President Obama made an ambitious promise Tuesday to bring the Gulf Coast’s habitat back to health.
How and when that will happen is another matter.
The White House could offer almost no details Wednesday about the “Gulf Coast Restoration Plan” pledged by the president in his Oval Office address. Experts, meanwhile, said any meaningful plan to restore a region damaged by decades of poor industrial planning, frequent hurricanes and now the oil spill could cost as much as $30 billion over the next 15 to 20 years. Such a sum would dwarf the country’s largest environmental restoration project so far — the $12 billion plan for the Florida Everglades.
In his speech, Obama indicated that he expected the new restoration project to go beyond what is typically required after an environmental accident — that the responsible party restore the ecosystem to its previous condition. Instead, Obama said, it is “clear we need a long-term plan to restore the unique beauty and bounty of this region. . . . That’s why we must make a commitment to the Gulf Coast that goes beyond responding to the crisis of the moment.”
The challenges of designing a restoration plan that does more than correct for the spill’s impact are as vast and complex as the delta it would aim to revitalize, balancing environmental goals with commercial uses.
The most important factor is compensating for the human impact on the course of the Mississippi River. Over the years, the river has been dug deeper for the benefit of ships carrying cargo to and from the heartland, and channeled between ever-bigger levees to prevent floods from swamping built-up areas. Any long-term restoration plan would have to re-engineer the river’s navigation and flood-control system in order to allow silt from floodwaters to replenish Louisiana’s wetlands, which act not only as nurseries for shrimp and oysters but also as natural protection against stormy seas. Other projects might include diverting irrigation water from Texas farmers to ensure brackish lagoons have enough freshwater to sustain their sea-grass beds.
“Hard decisions will have to be made,” said Paul Harrison, senior director for the Mississippi River at the Environmental Defense Fund, an advocacy group. “If you’re going to really reconnect the river to its wetlands, how do you move ships and protect communities as part of that?”
The White House has not even begun to contemplate questions such as how to restore the 2,300 square miles of wetlands that have vanished over the past century. When asked for details about the new plan, White House spokesman Ben LaBolt said it would include “a comprehensive assessment of post-spill recovery needs, as well as a plan to provide integrated federal assistance for longer-term restoration and recovery.”
For now, federal and state officials, along with BP contractors, are simply trying to figure out how badly the oil spill hurt the gulf environment as part of a Natural Resource Damage Assessment. NRDA, an elaborate legal process that kicks in after an oil spill occurs, ultimately produces a legal settlement where the party responsible for the spill must pay to make the habitat whole again.

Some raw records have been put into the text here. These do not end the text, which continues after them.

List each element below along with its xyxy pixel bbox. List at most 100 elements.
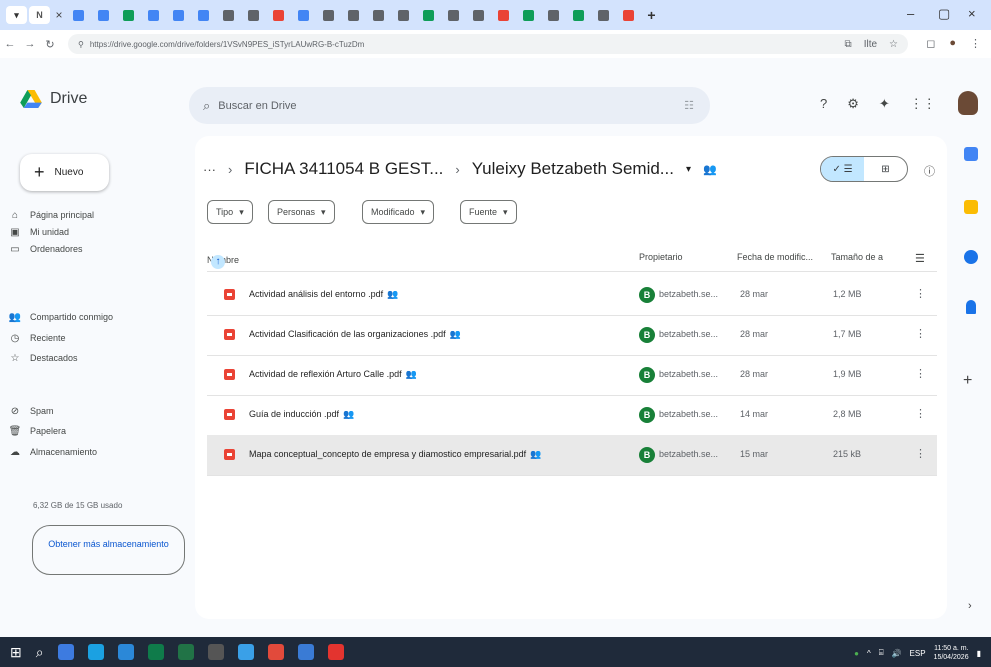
profile-icon[interactable]: ● — [949, 37, 956, 50]
filter-source[interactable]: Fuente ▾ — [460, 200, 517, 224]
browser-tab[interactable] — [593, 6, 614, 24]
weather-icon[interactable]: ● — [854, 649, 859, 658]
volume-icon[interactable]: 🔊 — [892, 649, 902, 658]
browser-tab[interactable] — [443, 6, 464, 24]
filter-people[interactable]: Personas ▾ — [268, 200, 335, 224]
tray-chevron-icon[interactable]: ^ — [867, 649, 871, 658]
taskbar-app-icon[interactable] — [297, 644, 314, 660]
close-window-icon[interactable]: × — [968, 6, 976, 21]
url-bar[interactable]: ⚲ https://drive.google.com/drive/folders… — [68, 34, 908, 54]
drive-logo[interactable]: Drive — [20, 90, 87, 108]
sidebar-item-starred[interactable]: ☆ Destacados — [8, 350, 183, 366]
taskbar-search-icon[interactable]: ⌕ — [36, 644, 44, 661]
column-modified[interactable]: Fecha de modific... — [737, 252, 813, 262]
browser-tab[interactable] — [268, 6, 289, 24]
new-tab-button[interactable]: + — [641, 6, 662, 24]
avatar[interactable] — [958, 91, 978, 115]
sidebar-item-spam[interactable]: ⊘ Spam — [8, 403, 183, 419]
browser-tab[interactable] — [368, 6, 389, 24]
taskbar-app-icon[interactable] — [117, 644, 134, 660]
taskbar-app-icon[interactable] — [207, 644, 224, 660]
browser-tab[interactable] — [293, 6, 314, 24]
search-options-icon[interactable]: ☷ — [684, 99, 694, 112]
sidebar-item-my-drive[interactable]: ▣ Mi unidad — [8, 224, 183, 240]
browser-tab[interactable] — [93, 6, 114, 24]
reload-icon[interactable]: ↻ — [40, 38, 60, 51]
list-view-button[interactable]: ✓ ☰ — [821, 157, 864, 181]
table-row[interactable]: Actividad Clasificación de las organizac… — [207, 315, 937, 355]
maximize-icon[interactable]: ▢ — [938, 6, 950, 22]
add-addon-icon[interactable]: + — [963, 372, 972, 390]
grid-view-button[interactable]: ⊞ — [864, 157, 907, 181]
back-icon[interactable]: ← — [0, 38, 20, 50]
chevron-right-icon[interactable]: › — [968, 600, 972, 612]
more-actions-icon[interactable]: ⋮ — [915, 367, 926, 380]
calendar-icon[interactable] — [964, 147, 978, 161]
sort-options-icon[interactable]: ☰ — [915, 252, 925, 265]
browser-tab[interactable] — [568, 6, 589, 24]
column-size[interactable]: Tamaño de a — [831, 252, 883, 262]
sort-arrow-up-icon[interactable]: ↑ — [211, 255, 225, 269]
translate-label[interactable]: Ilte — [864, 39, 877, 50]
breadcrumb-more[interactable]: ··· — [203, 162, 216, 177]
close-tab-icon[interactable]: × — [52, 8, 66, 22]
taskbar-app-icon[interactable] — [87, 644, 104, 660]
sidebar-item-computers[interactable]: ▭ Ordenadores — [8, 241, 183, 257]
table-row[interactable]: Actividad análisis del entorno .pdf 👥 Bbet… — [207, 275, 937, 315]
breadcrumb-parent[interactable]: FICHA 3411054 B GEST... — [244, 159, 443, 179]
info-icon[interactable]: ⓘ — [924, 163, 935, 179]
filter-modified[interactable]: Modificado ▾ — [362, 200, 435, 224]
taskbar-app-icon[interactable] — [57, 644, 74, 660]
sidebar-item-trash[interactable]: 🗑 Papelera — [8, 423, 183, 439]
browser-tab[interactable] — [68, 6, 89, 24]
browser-tab[interactable] — [143, 6, 164, 24]
browser-tab[interactable] — [418, 6, 439, 24]
notification-icon[interactable]: ▮ — [977, 649, 981, 658]
taskbar-app-icon[interactable] — [177, 644, 194, 660]
network-icon[interactable]: ⌸ — [879, 648, 884, 658]
browser-tab[interactable] — [618, 6, 639, 24]
browser-tab[interactable] — [193, 6, 214, 24]
apps-grid-icon[interactable]: ⋮⋮ — [910, 96, 936, 112]
clock[interactable]: 11:50 a. m. 15/04/2026 — [934, 644, 969, 662]
install-icon[interactable]: ⧉ — [845, 39, 852, 50]
filter-type[interactable]: Tipo ▾ — [207, 200, 253, 224]
browser-tab[interactable] — [318, 6, 339, 24]
new-button[interactable]: + Nuevo — [20, 154, 109, 191]
taskbar-app-icon[interactable] — [237, 644, 254, 660]
tab-favicon[interactable]: ▾ — [6, 6, 27, 24]
browser-tab[interactable] — [343, 6, 364, 24]
browser-tab[interactable] — [393, 6, 414, 24]
breadcrumb-current[interactable]: Yuleixy Betzabeth Semid... — [472, 159, 674, 179]
start-icon[interactable]: ⊞ — [10, 644, 22, 661]
more-actions-icon[interactable]: ⋮ — [915, 407, 926, 420]
taskbar-app-icon[interactable] — [147, 644, 164, 660]
table-row[interactable]: Mapa conceptual_concepto de empresa y di… — [207, 435, 937, 475]
sidebar-item-shared[interactable]: 👥 Compartido conmigo — [8, 309, 183, 325]
forward-icon[interactable]: → — [20, 38, 40, 50]
minimize-icon[interactable]: – — [907, 6, 914, 21]
more-actions-icon[interactable]: ⋮ — [915, 327, 926, 340]
sidebar-item-storage[interactable]: ☁ Almacenamiento — [8, 444, 183, 460]
table-row[interactable]: Guía de inducción .pdf 👥 Bbetzabeth.se... 1… — [207, 395, 937, 435]
get-more-storage-button[interactable]: Obtener más almacenamiento — [32, 525, 185, 575]
site-info-icon[interactable]: ⚲ — [78, 40, 84, 49]
search-icon[interactable]: ⌕ — [203, 98, 210, 114]
settings-icon[interactable]: ⚙ — [847, 96, 859, 112]
taskbar-app-icon[interactable] — [267, 644, 284, 660]
search-input[interactable]: Buscar en Drive — [218, 100, 296, 112]
menu-icon[interactable]: ⋮ — [970, 37, 981, 50]
help-icon[interactable]: ? — [820, 96, 827, 112]
browser-tab[interactable] — [518, 6, 539, 24]
tasks-icon[interactable] — [964, 250, 978, 264]
tab-favicon[interactable]: N — [29, 6, 50, 24]
bookmark-star-icon[interactable]: ☆ — [889, 39, 898, 50]
browser-tab[interactable] — [243, 6, 264, 24]
search-box[interactable]: ⌕ Buscar en Drive ☷ — [189, 87, 710, 124]
more-actions-icon[interactable]: ⋮ — [915, 447, 926, 460]
extensions-icon[interactable]: ◻ — [926, 37, 935, 50]
more-actions-icon[interactable]: ⋮ — [915, 287, 926, 300]
contacts-icon[interactable] — [966, 300, 976, 314]
keep-icon[interactable] — [964, 200, 978, 214]
browser-tab[interactable] — [493, 6, 514, 24]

“It’s the other way of holding BP accountable,” said Rowan Gould, acting director of the Fish and Wildlife Service. “The damage assessment process will go on for quite a while.”
BP spokeswoman Anne Kolton declined to comment on the administration’s plan, although she noted the company pledged last week to devote profits from oil it recovers from the spill to wildlife habitat along the coast. In late May, the company said it would spend $500 million on research into the spill’s environmental and public health effects; on Tuesday, it announced $25 million in grants to universities in Louisiana, Florida and Mississippi.
Environmentalists, meanwhile, are trying to decipher what more the administration will do to help the ravaged region.
“That’s when having the fine print would be helpful,” said Stan Senner, who served as Alaska’s restoration program manager and science coordinator after the Exxon Valdez spill and now directs conservation science for the Ocean Conservancy.
Still, many said the new plan signals the administration is prepared to launch the largest gulf recovery effort in decades. Although Congress has authorized wetlands restoration projects over the years, including as recently as 2007, it rarely follows through with needed funds. In the aftermath of Hurricane Katrina, it appropriated $500 million, but much of that has gone to levees and water pumps instead of the marshes. The 1990 Coastal Wetlands Planning, Protection and Restoration Act provides $80 million a year, but that’s a fraction of the cost of truly revitalizing the region.
“This is a perfect opportunity to restore the ecological health of the gulf,” said Keith Ouchley, Louisiana state director for the Nature Conservancy.
The Nature Conservancy is drafting a detailed plan for the gulf, to be unveiled at the end of the month, that will include everything from restoring oyster beds that have been harvested for road building to providing more freshwater to Laguna Madre, which accounts for three-fourths of Texas’s sea-grass habitat.
Some of these proposals could spark resistance. Don Parrish, a water specialist at the American Farm Bureau, said that while farmers support wetlands restoration, diverting irrigation water in Texas “will be controversial, to say the least.”
And shippers say any navigational changes to the Mississippi for the sake of the environment must be weighed against their economic impact. “You need to balance environmental restoration — everyone’s for that — but you have to balance that with the commercial industry’s need as well,” said Anne Burns, a spokeswoman for the American Waterways Operators.